Nella letteratura latina il tema dell'ombra, se da una parte continua ad essere metafora di
morte e regno degli inferi, dall'altra si evolve fino a diventare garante di un rapporto
amoroso e figura opposta alla curiositas. Proprio nella favola di Amore e Psiche nelle
Metamorfosi di Apuleio, l'ombra ha il compito di oscurare il volto di Cupido affinché
Psiche non lo veda: è questa infatti la condizione che Cupido stesso ha imposto all'amata a
causa dell'invidia della madre Venere. Ma quello che viene chiamato “insatiabili animo
Psyche, satis et curiosa” porta Psiche ad illuminare il volto di Cupido mentre egli dorme, ma
tuttavia lo sveglia bruciandolo con una goccia di cera; il rapporto così si interrompe e
Cupido fugge.
Questa favola, che è speculare alla favola di Lucio, protagonista delle Metamorfosi, è una
condanna verso la curiositas “insaziabile” che porta Lucio a diventare Asino e Psiche a far
fuggire Cupido. Apuleio in un certo senso ci suggerisce che è meglio non sapere e l'ombra
e la luce sono proprio i simboli della conoscenza e della “non-conoscenza”. In tutta la
favola infatti il tema del vedere è davvero centrale: vedere significa conoscere e la
conoscenza spesso è una causa dell'eccessiva curiositas. L'ombra invece nasconde qualcosa
che non vale la pena di essere scoperta e mantiene in equilibrio la storia. “Tunc Psyche et
corporis et animi alioquin infirma fati tamen saeuitia subministrante uiribus roboratur, et prolata
lucerna et adrepta nouacula sexum audacia mutatur. Sed cum primum luminis oblatione tori
secreta claruerunt, uidet omnium ferarum mitissimam dulcissimamque bestiam, ipsum illum
Cupidinem formonsum deum formonse cubantem, cuius aspectu lucernae quoque lumen hilaratum
increbruit et acuminis sacrilegi nouaculam paenitebat.” (Metamorfosi, Liber V, XXII)

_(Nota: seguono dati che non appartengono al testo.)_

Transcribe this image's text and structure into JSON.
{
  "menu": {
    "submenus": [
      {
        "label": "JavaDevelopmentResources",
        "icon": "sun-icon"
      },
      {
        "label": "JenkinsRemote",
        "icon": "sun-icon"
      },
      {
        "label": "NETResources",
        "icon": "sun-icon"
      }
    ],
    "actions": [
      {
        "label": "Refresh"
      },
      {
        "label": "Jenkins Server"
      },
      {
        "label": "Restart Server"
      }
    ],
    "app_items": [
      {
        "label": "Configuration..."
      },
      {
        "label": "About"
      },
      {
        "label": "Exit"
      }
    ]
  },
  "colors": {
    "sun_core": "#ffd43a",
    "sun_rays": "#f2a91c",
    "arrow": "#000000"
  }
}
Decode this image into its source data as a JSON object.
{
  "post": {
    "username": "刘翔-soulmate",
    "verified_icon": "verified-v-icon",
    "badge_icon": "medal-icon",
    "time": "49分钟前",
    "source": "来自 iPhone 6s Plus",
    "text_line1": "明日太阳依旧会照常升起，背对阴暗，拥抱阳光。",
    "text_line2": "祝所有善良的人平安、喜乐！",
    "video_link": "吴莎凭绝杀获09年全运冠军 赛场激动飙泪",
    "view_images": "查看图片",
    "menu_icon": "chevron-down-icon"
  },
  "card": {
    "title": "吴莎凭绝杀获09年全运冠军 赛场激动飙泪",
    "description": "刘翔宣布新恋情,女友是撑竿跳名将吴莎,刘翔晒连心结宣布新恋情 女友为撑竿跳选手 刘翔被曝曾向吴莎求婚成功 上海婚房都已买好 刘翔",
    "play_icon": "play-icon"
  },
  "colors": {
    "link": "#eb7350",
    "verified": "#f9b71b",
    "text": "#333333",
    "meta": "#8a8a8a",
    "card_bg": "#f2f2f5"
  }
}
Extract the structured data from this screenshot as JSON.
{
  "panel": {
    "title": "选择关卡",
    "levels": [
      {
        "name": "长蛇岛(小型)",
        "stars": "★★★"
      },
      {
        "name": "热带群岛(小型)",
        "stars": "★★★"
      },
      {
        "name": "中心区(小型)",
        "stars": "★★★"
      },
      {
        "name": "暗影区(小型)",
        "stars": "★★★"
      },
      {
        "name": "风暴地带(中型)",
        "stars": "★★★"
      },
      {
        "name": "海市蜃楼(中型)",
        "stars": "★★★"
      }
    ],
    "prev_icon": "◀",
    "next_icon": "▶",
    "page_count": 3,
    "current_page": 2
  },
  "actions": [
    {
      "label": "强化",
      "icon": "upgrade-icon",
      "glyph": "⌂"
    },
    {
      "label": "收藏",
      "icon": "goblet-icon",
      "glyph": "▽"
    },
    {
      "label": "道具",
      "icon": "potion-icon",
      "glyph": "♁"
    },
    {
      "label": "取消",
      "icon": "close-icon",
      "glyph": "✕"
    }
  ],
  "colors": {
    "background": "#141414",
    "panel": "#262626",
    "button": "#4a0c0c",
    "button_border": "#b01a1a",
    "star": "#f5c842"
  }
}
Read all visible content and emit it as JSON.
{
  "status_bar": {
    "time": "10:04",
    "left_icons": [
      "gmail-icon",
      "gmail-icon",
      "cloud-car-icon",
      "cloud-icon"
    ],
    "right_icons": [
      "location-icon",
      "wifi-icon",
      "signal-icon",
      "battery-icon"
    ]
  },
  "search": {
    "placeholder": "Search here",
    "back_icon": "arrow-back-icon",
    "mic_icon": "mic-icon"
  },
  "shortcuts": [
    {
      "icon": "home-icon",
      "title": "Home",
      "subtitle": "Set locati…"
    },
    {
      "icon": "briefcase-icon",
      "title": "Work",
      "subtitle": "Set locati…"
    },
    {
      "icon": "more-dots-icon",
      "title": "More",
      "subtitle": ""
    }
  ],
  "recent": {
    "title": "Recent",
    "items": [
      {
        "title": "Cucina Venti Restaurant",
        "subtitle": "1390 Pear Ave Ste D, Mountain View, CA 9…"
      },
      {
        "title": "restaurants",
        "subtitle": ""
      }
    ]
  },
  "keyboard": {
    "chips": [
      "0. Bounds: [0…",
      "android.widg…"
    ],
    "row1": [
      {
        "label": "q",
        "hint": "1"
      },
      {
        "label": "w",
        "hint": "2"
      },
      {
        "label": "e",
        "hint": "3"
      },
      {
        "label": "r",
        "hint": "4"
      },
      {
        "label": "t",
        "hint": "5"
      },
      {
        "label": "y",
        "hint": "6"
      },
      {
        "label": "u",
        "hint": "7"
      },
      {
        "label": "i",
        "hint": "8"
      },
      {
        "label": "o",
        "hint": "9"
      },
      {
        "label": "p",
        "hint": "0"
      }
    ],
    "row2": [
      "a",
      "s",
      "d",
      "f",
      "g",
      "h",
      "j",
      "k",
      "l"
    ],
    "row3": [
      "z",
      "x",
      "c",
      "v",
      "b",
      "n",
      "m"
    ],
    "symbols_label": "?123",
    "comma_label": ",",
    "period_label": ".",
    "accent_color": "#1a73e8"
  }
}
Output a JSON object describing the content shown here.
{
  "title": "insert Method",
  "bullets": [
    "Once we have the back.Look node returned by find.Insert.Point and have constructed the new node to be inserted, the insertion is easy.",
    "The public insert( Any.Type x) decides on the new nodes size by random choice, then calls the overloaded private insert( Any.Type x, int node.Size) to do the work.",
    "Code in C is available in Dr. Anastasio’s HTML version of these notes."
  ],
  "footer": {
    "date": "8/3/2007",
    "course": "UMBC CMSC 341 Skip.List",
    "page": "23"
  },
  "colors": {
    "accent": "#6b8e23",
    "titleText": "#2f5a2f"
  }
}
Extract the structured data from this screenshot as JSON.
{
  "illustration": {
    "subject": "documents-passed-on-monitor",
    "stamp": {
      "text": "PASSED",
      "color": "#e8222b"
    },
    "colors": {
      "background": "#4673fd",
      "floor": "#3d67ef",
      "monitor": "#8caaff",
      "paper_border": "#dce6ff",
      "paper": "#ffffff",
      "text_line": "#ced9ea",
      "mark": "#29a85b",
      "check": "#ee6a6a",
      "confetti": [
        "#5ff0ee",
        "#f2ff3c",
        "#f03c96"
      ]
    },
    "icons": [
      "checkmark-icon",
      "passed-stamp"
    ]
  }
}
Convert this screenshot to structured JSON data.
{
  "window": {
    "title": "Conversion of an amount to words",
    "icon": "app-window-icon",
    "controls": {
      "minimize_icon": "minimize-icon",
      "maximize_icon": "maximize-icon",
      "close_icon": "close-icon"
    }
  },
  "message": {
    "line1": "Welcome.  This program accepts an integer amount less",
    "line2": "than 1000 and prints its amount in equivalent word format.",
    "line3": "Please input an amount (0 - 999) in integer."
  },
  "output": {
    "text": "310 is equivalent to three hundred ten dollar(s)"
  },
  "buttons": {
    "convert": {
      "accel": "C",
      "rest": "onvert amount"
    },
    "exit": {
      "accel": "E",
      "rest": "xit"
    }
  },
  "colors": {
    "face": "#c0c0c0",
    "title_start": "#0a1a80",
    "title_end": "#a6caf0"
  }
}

L'ombra è quindi una metafora per indicare quella fiducia necessaria nella coscienza,
nell'irrazionalità che istintivamente porta Amore e Psiche a consumare il loro amore ogni
notte nell'oscurità. La luce invece rompe l'incantesimo e contrappone al cieco amore la
razionalità, la curiositas che viene condannata da un Apuleio curiosus per eccellenza.
Letteratura Greca: Luciano di Samosata
Nella letteratura greca, l'ombra è nota per essere simbolo delle anime dei morti, che alcune
volte si ripresentano anche tra i mortali o nei loro sogni: sono infatti innumerevoli gli
esempi nell'Iliade e nell'Odissea di Omero. Ma più che su questo aspetto, ciò che mi ha
colpito e interessato è il ruolo che l'ombra ha in un racconto, un dialogo di Luciano di
Samosata. Nel “Menippo, o la Negromanzia”, infatti, Luciano descrive un dialogo tra
Menippo e Filonide: il primo racconta al secondo di un viaggio compiuto nell'Ade per
andare a trovare l'indovino Tiresia e chiedergli consiglio; Menippo vuole avere un
indicazione sul comportamento che un uomo deve tenere in vita: egli non sa se credere ed
affidarsi ai racconti di Omero, in cui si trovano adulteri, rapine, violenze ecc., o alle leggi
che dicono tutto il contrario. A questo punto Menippo inizia a chiedere consiglio ai filosofi,
ma da questi ha continuamente risposte vaghe e contrapposte: si legge tra le righe infatti
una critica alla poca attendibilità e concretezza delle filosofia, che fa venire il mal di testa
al protagonista; egli infatti riassume questo concetto con una frase: “Ogni giorno
m'empievano d'idee, d'incorporei, di atomi, di vuoto, e di tanti altri maledetti nomi che mi facevan
venire la nausea.” Così Menippo, ancora dubbioso, andò da un mago che diceva di poter
aprire le porte dell'inferno, pensando di iniziare un viaggio nell'Ade dove avrebbe trovato
l'indovino Tiresia. Ecco che Menippo si ritrova nel mondo degli inferi e giunge al tribunale
di Minosse, dove si giudicano le azioni dei morti. Proprio qui compare l'ombra: Menippo
infatti racconta a Filonide di aver visto dappertutto “pigolanti ombre” che si presentavano
come degli strani accusatori. Menippo infatti dice: “Ebbene quelle, poiché siam morti, sono gli
accusatori, i testimoni, le prove di ciò che abbiamo fatto in vita; e ad alcune di esse si dà pena fede,
perché sono sempre con noi e non abbandonano mai i corpi.” L'ombra quindi, ancora come
inscindibile doppio dell'uomo, addirittura in una ideale resa dei conti di ciò che si è fatto
in vita, diventa nostra accusatrice, in quanto testimone di tutta la nostra vita; come se ad
ognuno di noi ne fosse accoppiata una alla nascita per aver poi certa prova della nostra
condotta.
Dopo altri incontri per la vie dell'inferno, Menippo incontra finalmente Tiresia.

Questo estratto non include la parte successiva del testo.